Personal information
- Born: 25 September 1990 (age 35) Oamaru, New Zealand
- Height: 183 cm (6 ft 0 in)
- Weight: 76 kg (168 lb)

Sport
- Club: Waihopai

Medal record
Women's rowing
Representing New Zealand
Olympic Games
| Silver medal – second place | 2016 Rio de Janeiro | Coxless pair |
World Championships
| Silver medal – second place | 2015 Aiguebelette | Eight |
World U23 Championships
| Silver medal – second place | 2010 Brest | U23 eight |
| Silver medal – second place | 2011 Amsterdam | U23 eight |
| Bronze medal – third place | 2012 Trakai | U23 quad scull |

= Genevieve Behrent =

New Zealand rower (born 1990)

Genevieve "Gen" Behrent (now Macky; born 25 September 1990) is a New Zealand rower.

==Schooling==
Behrent was born in Oamaru in 1990. She received her schooling at Southland Girls' High School in Invercargill. Behrent had planned to start her tertiary education at the University of Otago in 2010 when she received her call to the New Zealand rowing squad. She moved to Cambridge to be at the New Zealand training centre at Lake Karapiro and studied at the University of Waikato instead.

==Rowing==
She never took up rowing while at high school; it was at Lake Ruataniwha in November 2008 when she supported her younger brother at a rowing regatta that she was asked by Southland coach John O'Connor whether she wanted to try rowing herself as she had the right physical attributes. Only 14 months later, she was nominated for the New Zealand under-23 squad to compete at the 2010 World Rowing U23 Championships in Belarus, something that O'Connor termed "astonishing". Her brother, Oliver Behrent, went to the World Rowing Junior Championships in the same year. Her first club was the Waihopai Rowing Club in Southland and she later rowed for the University of Otago. Behrent took 2014 off from competitive rowing for tertiary study. She won a silver medal at the 2015 World Rowing Championships with the women's eight, qualifying the boat for the 2016 Olympics.

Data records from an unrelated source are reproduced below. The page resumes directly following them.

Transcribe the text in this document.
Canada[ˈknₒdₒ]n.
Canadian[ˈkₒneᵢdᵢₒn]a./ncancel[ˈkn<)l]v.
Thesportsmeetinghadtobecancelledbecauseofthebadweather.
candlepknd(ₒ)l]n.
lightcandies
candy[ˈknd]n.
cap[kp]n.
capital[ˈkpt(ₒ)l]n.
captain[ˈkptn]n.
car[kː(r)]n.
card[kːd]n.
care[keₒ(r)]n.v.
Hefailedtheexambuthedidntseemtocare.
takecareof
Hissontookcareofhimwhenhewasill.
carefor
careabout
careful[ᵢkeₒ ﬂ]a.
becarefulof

She also competed in the coxless pair in Rio and with Rebecca Scown won silver, beaten by Heather Stanning and Helen Glover of Great Britain. With the women's eight, she came fourth at the Rio Olympics. In November 2016, she announced that she would take 2017 off from rowing. She has started a career in the banking industry and did not return to rowing for the 2018 season either, but has not announced to Rowing New Zealand that she has retired from rowing.